Chutney is crate trained and goes in her crate at night to sleep, or when she’s left alone at home. She hasn’t shown any overly destructive behaviour but will occasionally try to get into things she shouldn’t if left unsupervised. She has been left alone in her crate for up to 6 hours during the day without any accidents. Her foster parents work-from-home so there is usually someone with her most of the day, and although it’s not mandatory that her new owners work-from-home, or be retired, it would be better for someone to be home with her more often than leaving her home alone. A family that has opposite, or over-lapping work or school schedules could also work.

Chutney is quiet and has only barked once or twice the whole time living with her foster family, and while Chutney does have some anxiety, she isn’t overly skittish or jumpy. Because of this, she would do well in most types of home environments. Detached homes, townhouses and some smaller apartment buildings could work for her. However, large high-rise types of apartment buildings would not be a great fit.  She needs quick and easy access to outside for her housetraining success and also needs a quiet home environment.  She will not handle the hustle and bustle of a large apartment building with elevators etc.  

Chutney is a low-shedding dog,  and will need occasional professional grooming with regular maintenance at home.   Her foster parents would recommend getting her professionally groomed once or twice a year just to tidy her up and take care of any minor matting that may occur.  This will also help to reduce her shedding even further, especially during the springtime when she is shedding her winter coat in preparation for the warmer weather.

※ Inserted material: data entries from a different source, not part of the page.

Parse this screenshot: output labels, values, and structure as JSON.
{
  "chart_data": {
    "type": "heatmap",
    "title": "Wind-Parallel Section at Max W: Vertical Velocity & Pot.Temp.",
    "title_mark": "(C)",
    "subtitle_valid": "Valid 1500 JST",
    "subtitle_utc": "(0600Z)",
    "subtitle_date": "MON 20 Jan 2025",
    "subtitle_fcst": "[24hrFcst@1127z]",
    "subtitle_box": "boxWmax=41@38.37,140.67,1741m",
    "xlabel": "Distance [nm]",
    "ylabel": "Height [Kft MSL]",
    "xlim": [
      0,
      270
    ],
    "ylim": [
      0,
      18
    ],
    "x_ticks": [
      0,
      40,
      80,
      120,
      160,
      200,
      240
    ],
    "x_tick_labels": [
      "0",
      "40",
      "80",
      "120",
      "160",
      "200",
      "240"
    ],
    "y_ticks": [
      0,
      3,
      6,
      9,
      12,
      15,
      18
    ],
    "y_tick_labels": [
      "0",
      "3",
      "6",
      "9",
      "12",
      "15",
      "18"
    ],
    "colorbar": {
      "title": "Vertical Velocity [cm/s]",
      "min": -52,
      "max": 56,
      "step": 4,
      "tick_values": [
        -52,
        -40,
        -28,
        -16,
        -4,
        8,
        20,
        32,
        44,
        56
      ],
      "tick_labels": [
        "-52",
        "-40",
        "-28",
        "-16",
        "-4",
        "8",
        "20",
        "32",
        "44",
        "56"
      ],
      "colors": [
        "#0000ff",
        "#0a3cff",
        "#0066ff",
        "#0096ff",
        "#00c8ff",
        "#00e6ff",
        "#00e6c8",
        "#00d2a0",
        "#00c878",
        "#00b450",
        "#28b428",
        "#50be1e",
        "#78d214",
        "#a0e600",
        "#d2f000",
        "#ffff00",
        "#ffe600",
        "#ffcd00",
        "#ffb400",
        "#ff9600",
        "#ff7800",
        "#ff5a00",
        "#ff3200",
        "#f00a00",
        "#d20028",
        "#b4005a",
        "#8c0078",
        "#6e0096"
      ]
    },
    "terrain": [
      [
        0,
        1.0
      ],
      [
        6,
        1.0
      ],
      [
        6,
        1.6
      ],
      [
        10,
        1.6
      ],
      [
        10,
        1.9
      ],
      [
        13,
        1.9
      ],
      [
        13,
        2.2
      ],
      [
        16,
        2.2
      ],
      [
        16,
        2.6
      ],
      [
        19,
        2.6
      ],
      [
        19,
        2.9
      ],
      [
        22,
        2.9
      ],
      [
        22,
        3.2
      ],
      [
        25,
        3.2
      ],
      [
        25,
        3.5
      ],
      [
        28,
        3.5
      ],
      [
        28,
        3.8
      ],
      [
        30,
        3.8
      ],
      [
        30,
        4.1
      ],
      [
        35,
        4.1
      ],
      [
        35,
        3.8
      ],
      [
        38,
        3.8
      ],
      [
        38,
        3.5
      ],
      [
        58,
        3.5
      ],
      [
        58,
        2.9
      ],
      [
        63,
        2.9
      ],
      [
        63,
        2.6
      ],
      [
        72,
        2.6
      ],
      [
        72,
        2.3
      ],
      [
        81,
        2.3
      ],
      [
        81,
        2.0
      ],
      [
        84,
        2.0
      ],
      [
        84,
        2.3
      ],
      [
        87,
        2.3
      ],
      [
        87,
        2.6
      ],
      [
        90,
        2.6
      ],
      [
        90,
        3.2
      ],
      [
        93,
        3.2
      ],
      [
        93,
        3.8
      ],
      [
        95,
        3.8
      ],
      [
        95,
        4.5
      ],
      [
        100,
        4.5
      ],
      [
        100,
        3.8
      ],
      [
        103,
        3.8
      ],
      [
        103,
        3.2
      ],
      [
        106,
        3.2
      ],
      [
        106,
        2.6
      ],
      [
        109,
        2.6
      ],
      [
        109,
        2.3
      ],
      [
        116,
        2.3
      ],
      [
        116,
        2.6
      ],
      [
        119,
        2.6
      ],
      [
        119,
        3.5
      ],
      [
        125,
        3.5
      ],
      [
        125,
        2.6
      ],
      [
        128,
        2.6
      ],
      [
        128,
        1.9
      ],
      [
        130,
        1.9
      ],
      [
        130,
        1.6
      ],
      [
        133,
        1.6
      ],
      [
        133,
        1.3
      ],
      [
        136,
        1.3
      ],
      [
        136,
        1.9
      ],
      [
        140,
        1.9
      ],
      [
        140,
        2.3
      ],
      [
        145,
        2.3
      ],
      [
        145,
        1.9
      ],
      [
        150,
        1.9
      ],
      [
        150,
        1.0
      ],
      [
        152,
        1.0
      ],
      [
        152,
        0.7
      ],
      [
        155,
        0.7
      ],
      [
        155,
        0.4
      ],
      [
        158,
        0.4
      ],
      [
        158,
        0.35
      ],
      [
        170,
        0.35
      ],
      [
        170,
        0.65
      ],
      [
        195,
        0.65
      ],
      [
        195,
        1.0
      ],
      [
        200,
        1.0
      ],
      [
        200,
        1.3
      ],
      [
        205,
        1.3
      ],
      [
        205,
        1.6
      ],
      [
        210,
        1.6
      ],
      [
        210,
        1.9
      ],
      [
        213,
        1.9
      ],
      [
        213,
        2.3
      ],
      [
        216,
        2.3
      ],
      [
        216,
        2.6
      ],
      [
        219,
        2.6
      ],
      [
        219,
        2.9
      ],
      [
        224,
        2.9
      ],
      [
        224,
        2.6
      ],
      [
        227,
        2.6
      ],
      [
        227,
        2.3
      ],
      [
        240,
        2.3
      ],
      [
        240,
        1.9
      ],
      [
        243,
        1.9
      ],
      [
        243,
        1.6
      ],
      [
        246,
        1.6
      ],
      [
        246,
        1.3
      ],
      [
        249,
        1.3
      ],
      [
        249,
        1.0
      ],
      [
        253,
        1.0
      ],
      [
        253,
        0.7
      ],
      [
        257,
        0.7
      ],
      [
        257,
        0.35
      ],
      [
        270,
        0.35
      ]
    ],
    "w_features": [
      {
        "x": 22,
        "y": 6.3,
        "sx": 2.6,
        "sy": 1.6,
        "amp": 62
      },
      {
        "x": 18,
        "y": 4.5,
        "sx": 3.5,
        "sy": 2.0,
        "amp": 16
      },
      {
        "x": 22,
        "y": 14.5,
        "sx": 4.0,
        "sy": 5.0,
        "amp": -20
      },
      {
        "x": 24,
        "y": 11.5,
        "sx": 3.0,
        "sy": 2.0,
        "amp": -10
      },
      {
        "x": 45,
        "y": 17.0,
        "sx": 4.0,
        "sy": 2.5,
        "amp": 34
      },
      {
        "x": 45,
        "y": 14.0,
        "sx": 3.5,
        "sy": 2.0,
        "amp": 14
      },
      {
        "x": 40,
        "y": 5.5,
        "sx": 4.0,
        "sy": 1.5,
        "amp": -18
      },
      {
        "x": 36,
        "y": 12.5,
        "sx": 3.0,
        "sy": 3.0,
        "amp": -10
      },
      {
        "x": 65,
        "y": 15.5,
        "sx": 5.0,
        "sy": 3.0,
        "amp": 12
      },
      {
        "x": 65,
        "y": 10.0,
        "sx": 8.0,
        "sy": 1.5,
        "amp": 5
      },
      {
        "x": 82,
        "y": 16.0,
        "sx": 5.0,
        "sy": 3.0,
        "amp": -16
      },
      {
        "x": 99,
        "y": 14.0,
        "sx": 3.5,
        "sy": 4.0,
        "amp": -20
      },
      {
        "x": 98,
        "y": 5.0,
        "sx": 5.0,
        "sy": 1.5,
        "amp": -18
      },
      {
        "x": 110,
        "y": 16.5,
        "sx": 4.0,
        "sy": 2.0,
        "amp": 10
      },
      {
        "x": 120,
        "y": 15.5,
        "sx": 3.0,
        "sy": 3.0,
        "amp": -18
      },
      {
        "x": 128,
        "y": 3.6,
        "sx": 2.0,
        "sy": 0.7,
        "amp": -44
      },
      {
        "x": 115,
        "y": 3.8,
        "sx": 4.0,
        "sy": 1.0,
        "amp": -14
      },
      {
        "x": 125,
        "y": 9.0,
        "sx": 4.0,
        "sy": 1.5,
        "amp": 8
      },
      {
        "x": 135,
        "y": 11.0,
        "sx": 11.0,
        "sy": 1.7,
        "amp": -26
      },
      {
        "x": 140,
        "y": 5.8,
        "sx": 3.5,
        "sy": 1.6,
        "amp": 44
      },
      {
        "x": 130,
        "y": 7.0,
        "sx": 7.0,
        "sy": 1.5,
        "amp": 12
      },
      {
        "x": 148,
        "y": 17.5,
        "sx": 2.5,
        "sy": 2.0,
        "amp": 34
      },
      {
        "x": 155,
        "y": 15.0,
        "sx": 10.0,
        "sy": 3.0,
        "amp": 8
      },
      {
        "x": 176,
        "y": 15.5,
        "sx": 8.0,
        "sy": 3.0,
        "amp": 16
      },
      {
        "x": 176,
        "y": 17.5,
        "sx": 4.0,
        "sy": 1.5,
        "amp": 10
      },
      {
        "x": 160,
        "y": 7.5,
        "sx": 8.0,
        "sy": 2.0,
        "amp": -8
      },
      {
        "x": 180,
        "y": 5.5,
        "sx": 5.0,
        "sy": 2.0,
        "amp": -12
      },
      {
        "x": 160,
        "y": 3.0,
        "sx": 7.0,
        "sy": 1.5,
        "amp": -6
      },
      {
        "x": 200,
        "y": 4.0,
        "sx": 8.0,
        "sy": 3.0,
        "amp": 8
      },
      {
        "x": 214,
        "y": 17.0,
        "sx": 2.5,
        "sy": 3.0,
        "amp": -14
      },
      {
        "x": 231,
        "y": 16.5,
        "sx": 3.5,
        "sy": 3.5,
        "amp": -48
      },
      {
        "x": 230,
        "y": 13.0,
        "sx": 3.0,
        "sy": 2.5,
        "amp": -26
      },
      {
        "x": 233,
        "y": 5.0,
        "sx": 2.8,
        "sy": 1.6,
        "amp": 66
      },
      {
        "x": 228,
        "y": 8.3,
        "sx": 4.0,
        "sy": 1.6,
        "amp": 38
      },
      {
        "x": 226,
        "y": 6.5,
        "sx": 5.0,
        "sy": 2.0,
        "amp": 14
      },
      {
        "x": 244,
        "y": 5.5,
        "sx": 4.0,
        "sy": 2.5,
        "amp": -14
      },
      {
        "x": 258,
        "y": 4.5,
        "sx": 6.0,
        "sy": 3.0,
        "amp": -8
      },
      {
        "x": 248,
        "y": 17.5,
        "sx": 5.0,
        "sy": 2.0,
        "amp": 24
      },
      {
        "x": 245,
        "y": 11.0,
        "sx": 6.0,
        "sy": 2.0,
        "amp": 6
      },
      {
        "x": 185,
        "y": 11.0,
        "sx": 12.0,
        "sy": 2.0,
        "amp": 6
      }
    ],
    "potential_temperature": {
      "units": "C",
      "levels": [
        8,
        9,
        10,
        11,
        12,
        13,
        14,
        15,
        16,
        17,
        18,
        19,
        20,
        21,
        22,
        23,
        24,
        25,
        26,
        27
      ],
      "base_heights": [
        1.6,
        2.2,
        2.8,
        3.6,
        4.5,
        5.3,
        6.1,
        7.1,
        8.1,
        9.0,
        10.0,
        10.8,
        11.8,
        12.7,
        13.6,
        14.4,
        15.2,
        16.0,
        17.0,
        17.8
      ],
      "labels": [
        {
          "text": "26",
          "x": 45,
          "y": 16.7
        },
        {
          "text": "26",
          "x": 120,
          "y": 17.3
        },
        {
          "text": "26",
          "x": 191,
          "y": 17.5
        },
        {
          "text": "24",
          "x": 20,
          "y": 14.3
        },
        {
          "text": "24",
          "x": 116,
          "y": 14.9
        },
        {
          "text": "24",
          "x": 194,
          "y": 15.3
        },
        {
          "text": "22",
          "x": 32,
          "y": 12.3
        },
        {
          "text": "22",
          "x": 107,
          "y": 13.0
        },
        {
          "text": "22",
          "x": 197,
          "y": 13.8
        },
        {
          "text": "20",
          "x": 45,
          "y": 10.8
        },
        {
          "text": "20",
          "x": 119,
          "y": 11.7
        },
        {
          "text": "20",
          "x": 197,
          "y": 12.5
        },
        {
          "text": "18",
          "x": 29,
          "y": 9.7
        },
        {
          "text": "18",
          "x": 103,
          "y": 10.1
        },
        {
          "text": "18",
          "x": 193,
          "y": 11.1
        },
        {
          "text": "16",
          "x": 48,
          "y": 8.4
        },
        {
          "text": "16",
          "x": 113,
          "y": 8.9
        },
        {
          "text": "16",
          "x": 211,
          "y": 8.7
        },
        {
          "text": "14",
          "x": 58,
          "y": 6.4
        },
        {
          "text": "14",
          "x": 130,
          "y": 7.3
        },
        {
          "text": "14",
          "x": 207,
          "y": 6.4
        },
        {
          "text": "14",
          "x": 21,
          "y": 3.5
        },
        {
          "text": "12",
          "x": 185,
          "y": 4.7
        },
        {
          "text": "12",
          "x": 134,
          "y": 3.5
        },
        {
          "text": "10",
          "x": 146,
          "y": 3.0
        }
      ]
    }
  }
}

Chutney has the sweetest personality, and just wants to make her family happy. This girl is a total lovebug who is always up for a snuggle. Her favourite thing to do is hang out on the couch and cuddle up beside you while watching tv.  She loves to burrow into the pillows and will often make pillow forts for herself covering herself up with all the throw cushions leaving only her nose sticking out. It’s recommended that her new family have previous experience owning a dog, as they will need to have patience with her while helping to build her confidence as she transitions to her new home. If you can provide a calm and loving home environment, with consistency to support her continued training then please apply to give this sweet girl her new home.